The UVS case study on the barycenter drivers of the solar cycle, justifies a scientific revolution for the planetary sciences.Cheryl wrote: ↑Thu Apr 10, 2014 11:42 pm Perhaps u can organise a public talk at a obs event. Gd ideas shld be spread to the public. Maybe u can expose students to ur theory and encourage them to do fyp based on it~~.
Plus maybe u can get more exposure by publishing...I think this is common in the scientific community.
Haha~~...jus my 2c...
The contemporary planetary model needs a fundamental revamp with the paradigm shift to a barycentric Solar System model.
This posit for the barycenter of the Solar System does not entail the mainstream heliocentric model postulated Solar System barycenter, which its physics is based on a fundamental fallacy of its cognitive paradox; the Sun is not the center of the Solar System.
The quantitatively described orbital motions of Solar System objects including the Sun, should be based on the barycenter principle that actually modulates the Solar System.
See this paper by a scientist for his proposition of a barycentric principle of the Solar System as a reference:
Motions of Observable Structures Ruled by Hierarchical Two-body Gravitation in the Universe
Anyone has the resources and the capabilities who wishes to develop a barycentric Solar System model can look up for him via the provided email for details of the required formulas applied. He was a very approachable guy happy to share his knowledge that unequivocally resolves the n-body problem of planetary objects with his barycentric setup. We used to exchange ephemerises for our research, and I can say his is a very pleasant person to interact with.
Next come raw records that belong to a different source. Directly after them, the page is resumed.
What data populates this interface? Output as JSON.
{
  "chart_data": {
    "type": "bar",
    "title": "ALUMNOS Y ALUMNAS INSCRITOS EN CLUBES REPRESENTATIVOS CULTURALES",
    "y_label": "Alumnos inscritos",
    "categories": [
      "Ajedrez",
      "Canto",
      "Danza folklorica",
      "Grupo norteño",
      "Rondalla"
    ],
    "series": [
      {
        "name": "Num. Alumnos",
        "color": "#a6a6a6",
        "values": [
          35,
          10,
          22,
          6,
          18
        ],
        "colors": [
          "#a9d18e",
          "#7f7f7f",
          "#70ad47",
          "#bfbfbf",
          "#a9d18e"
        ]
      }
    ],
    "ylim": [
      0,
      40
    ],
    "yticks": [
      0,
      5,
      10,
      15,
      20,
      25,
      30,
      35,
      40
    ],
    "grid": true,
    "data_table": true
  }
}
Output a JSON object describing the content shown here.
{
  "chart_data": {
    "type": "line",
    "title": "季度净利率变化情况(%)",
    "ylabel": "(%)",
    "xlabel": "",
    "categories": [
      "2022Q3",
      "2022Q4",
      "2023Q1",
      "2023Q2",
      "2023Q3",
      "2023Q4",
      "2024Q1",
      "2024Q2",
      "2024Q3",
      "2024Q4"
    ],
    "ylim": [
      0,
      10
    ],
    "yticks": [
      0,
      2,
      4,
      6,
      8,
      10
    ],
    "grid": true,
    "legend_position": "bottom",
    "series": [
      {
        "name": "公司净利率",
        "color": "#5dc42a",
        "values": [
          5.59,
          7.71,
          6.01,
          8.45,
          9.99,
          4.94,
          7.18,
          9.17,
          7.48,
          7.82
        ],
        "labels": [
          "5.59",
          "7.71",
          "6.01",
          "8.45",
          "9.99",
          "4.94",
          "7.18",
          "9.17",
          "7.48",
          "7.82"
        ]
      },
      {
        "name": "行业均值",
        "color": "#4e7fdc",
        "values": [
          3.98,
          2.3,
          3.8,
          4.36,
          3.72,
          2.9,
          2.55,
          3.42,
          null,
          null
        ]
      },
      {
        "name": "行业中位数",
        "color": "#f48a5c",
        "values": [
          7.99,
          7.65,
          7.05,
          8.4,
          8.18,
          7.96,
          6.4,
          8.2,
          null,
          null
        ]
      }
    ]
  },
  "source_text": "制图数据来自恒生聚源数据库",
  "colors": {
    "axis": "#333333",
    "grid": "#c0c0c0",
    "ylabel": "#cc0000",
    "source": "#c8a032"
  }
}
With the barycentric planetarium professionally developed on the correct principles that modulates the Solar System, which could include the relativistic concept for higher precision, such software application with intricate details and could churn out the accurate ephermeries, should be good tool for the quantitative analyses of our Solar System for predicting planetary events accurately.
Such a development of the barycentric planetary model if successful, should deserve the prestige award for planetary science on the international level.
Any astro team here or student group gamed enough for making Singapore proud in the international astro community?